A: On one hand, there seems to be definitely more of a mainstream appeal, but the underside of that is that if there isn’t a taste of naughtiness about it, they lose their interest. So there’s a double standard going there. But one of the reasons I created Lypsinka was this notion that I wanted to poke fun at drag performance. Unfortunately, most people don’t see the comment. They just see the man in the dress. Lip-synching is a silly thing and I don’t want the public to think I don’t see how silly it is. It’s a childlike thing to do, but you can revel in that and make serious art at the same time.

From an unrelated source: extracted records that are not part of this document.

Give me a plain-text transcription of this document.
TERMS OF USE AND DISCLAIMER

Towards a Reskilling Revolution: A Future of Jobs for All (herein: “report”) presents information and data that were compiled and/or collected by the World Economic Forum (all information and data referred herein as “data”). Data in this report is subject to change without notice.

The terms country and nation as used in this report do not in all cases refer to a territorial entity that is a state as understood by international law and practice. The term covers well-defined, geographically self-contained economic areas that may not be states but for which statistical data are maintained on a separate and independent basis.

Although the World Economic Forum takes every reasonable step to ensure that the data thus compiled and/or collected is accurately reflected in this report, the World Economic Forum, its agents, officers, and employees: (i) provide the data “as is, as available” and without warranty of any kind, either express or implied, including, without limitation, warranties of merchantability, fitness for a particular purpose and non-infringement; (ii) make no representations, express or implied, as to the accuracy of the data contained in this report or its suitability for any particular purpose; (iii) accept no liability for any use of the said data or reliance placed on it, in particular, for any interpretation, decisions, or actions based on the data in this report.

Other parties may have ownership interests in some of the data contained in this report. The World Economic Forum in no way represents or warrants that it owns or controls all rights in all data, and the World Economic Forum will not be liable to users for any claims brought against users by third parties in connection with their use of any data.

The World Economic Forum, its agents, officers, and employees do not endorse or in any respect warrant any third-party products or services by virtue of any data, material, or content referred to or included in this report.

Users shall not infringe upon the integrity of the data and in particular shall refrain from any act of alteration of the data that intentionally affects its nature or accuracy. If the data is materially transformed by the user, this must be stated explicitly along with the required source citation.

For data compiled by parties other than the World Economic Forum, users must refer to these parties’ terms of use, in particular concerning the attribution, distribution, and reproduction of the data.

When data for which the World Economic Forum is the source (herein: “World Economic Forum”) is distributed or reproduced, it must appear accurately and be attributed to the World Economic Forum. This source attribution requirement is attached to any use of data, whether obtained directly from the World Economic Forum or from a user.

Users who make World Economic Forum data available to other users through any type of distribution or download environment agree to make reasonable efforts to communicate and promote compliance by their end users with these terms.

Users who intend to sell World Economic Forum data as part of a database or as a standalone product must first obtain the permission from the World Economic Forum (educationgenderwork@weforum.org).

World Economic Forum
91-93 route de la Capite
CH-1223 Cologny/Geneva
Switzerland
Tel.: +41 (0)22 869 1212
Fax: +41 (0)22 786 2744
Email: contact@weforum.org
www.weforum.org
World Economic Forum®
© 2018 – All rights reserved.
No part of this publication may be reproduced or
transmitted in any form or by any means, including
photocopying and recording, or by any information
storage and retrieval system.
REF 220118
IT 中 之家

Q: Are there idols for little Lypsinkas out there today? Courtney Love, I imagine, would be one.
A: I was just complaining about this to someone else. It concerns me that people used to like their movie stars larger than life — Greta Garbo, Joan Crawford. Now they prefer them to be normal and common — Meg Ryan, Sandra Bullock. I’m grateful Courtney Love is a mess. We need a mess. Everyone is so therapy-ized and sober. (Laughs). Therapy, for all it’s done for me, has made Barbara Streisand quite dull. Liza, on the other hand — who is a pal of mine, though I have to tell you I haven’t seen her in three years, since she married that strange man — I admire her more because she lets it all hang out. I think she’s so much more interesting, and ultimately more honest.